U.S. Warned of Sugar Shortage
Do you have a sweet tooth for chocolate bars, cereals, cookies, gums, sodas, and juices? If so, you better watch out! Several giant foo producers warned the Obama government that the U.S. could be facing a severe sugar shortage unless the import quotas are increased.
"Experts forecast unprecedented shortages without prompt action," the manufacturers told Agriculture Secretary Tom Vilsack, citing a forecast from the government's own statistical literature which predicts that the US will end the next fiscal year with less than 13 days' worth of sugar on hand.

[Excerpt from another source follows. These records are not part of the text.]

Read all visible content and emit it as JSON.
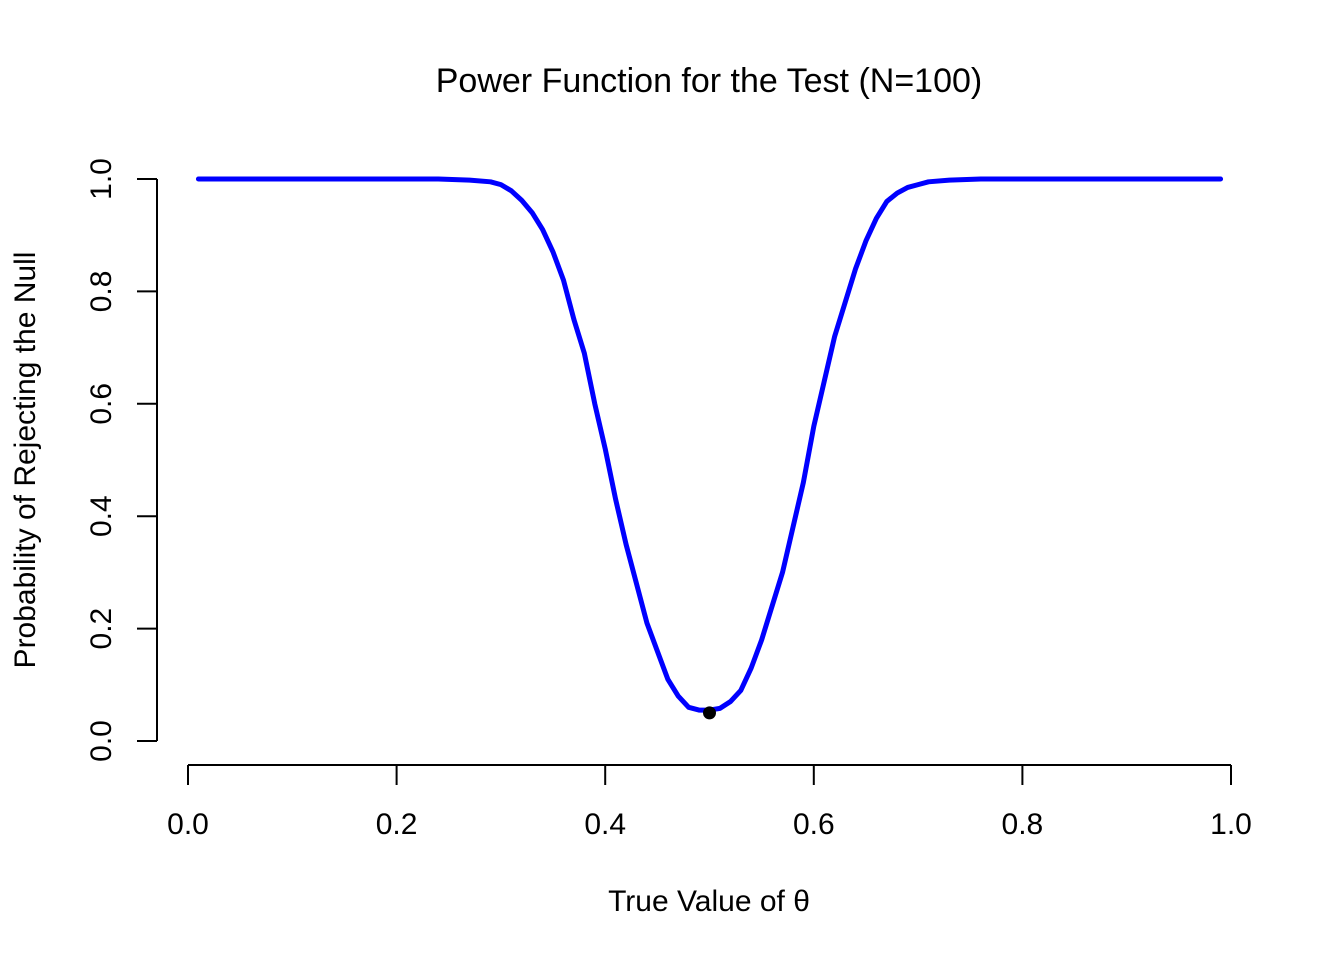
{
  "chart_data": {
    "type": "line",
    "title": "Power Function for the Test (N=100)",
    "xlabel": "True Value of θ",
    "ylabel": "Probability of Rejecting the Null",
    "xlim": [
      0.0,
      1.0
    ],
    "ylim": [
      0.0,
      1.0
    ],
    "x_ticks": [
      "0.0",
      "0.2",
      "0.4",
      "0.6",
      "0.8",
      "1.0"
    ],
    "y_ticks": [
      "0.0",
      "0.2",
      "0.4",
      "0.6",
      "0.8",
      "1.0"
    ],
    "grid": false,
    "legend": "none",
    "colors": {
      "curve": "#0000ff",
      "marker": "#000000",
      "axis": "#000000"
    },
    "series": [
      {
        "values_x": [
          0.01,
          0.05,
          0.1,
          0.15,
          0.2,
          0.24,
          0.27,
          0.29,
          0.3,
          0.31,
          0.32,
          0.33,
          0.34,
          0.35,
          0.36,
          0.37,
          0.38,
          0.39,
          0.4,
          0.41,
          0.42,
          0.43,
          0.44,
          0.45,
          0.46,
          0.47,
          0.48,
          0.49,
          0.5,
          0.51,
          0.52,
          0.53,
          0.54,
          0.55,
          0.56,
          0.57,
          0.58,
          0.59,
          0.6,
          0.61,
          0.62,
          0.63,
          0.64,
          0.65,
          0.66,
          0.67,
          0.68,
          0.69,
          0.7,
          0.71,
          0.73,
          0.76,
          0.8,
          0.85,
          0.9,
          0.95,
          0.99
        ],
        "values_y": [
          1.0,
          1.0,
          1.0,
          1.0,
          1.0,
          1.0,
          0.998,
          0.995,
          0.99,
          0.979,
          0.962,
          0.94,
          0.91,
          0.87,
          0.82,
          0.75,
          0.69,
          0.6,
          0.52,
          0.43,
          0.35,
          0.28,
          0.21,
          0.16,
          0.11,
          0.08,
          0.06,
          0.055,
          0.055,
          0.058,
          0.07,
          0.09,
          0.13,
          0.18,
          0.24,
          0.3,
          0.38,
          0.46,
          0.56,
          0.64,
          0.72,
          0.78,
          0.84,
          0.89,
          0.93,
          0.96,
          0.975,
          0.985,
          0.99,
          0.995,
          0.998,
          1.0,
          1.0,
          1.0,
          1.0,
          1.0,
          1.0
        ]
      }
    ],
    "points": [
      {
        "x": 0.5,
        "y": 0.05
      }
    ]
  }
}
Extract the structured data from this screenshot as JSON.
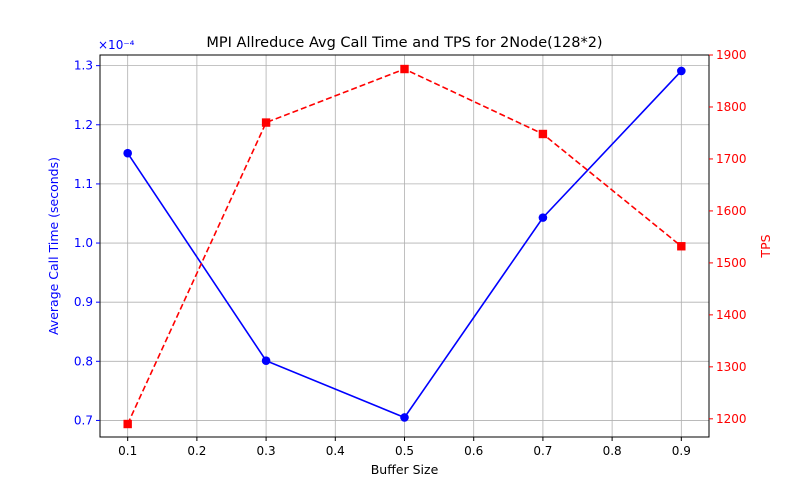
{
  "chart_data": {
    "type": "line",
    "title": "MPI Allreduce Avg Call Time and TPS for 2Node(128*2)",
    "xlabel": "Buffer Size",
    "x": [
      0.1,
      0.3,
      0.5,
      0.7,
      0.9
    ],
    "x_ticks": [
      "0.1",
      "0.2",
      "0.3",
      "0.4",
      "0.5",
      "0.6",
      "0.7",
      "0.8",
      "0.9"
    ],
    "xlim": [
      0.06,
      0.94
    ],
    "grid": true,
    "left_axis": {
      "label": "Average Call Time (seconds)",
      "offset_text": "×10⁻⁴",
      "color": "#0000ff",
      "ylim": [
        0.672,
        1.318
      ],
      "ticks": [
        "0.7",
        "0.8",
        "0.9",
        "1.0",
        "1.1",
        "1.2",
        "1.3"
      ]
    },
    "right_axis": {
      "label": "TPS",
      "color": "#ff0000",
      "ylim": [
        1165,
        1900
      ],
      "ticks": [
        "1200",
        "1300",
        "1400",
        "1500",
        "1600",
        "1700",
        "1800",
        "1900"
      ]
    },
    "series": [
      {
        "axis": "left",
        "color": "#0000ff",
        "marker": "circle",
        "line_style": "solid",
        "values": [
          1.152,
          0.801,
          0.705,
          1.043,
          1.291
        ]
      },
      {
        "axis": "right",
        "color": "#ff0000",
        "marker": "square",
        "line_style": "dashed",
        "values": [
          1190,
          1770,
          1873,
          1748,
          1532
        ]
      }
    ]
  }
}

The firms, including Kraft Foods Inc., General Mills Inc., Hershey Co., and Mars Inc., indicated that the U.S. could "virtually run out of sugar" and they would be forced to increase consumer prices and lay off workers, unless the Agriculture Department allows more import of tariff-free sugar. Currently, the U.S. the amount of tariff-free sugar from major producers such as Brazil, with Mexico being the only exception.
While the threats from the firms seem credible, many economists aren't buying the argument.
Jack Roney, the Alliance's chief economist, said food companies probably wouldn't pass along any savings to consumers from a widened import quota. But each one-cent drop in the price of sugar costs U.S. farmers about $160 million, he said.
U.S. sugar prices has leapt by 80% this year and are trading at a record high price. The reason for that is simple - high demand, low supply. The world's largest sugar producer, Brazil, has experienced excessive rain this year, and the country is diverting a huge portion of its cane crop to making ethanol fuel. On top of that, another sugar-producer, India, has had a poor monsoon season. At the same time, U.S. sugar supplies are expected to drop 43% by September 2010 from this fall.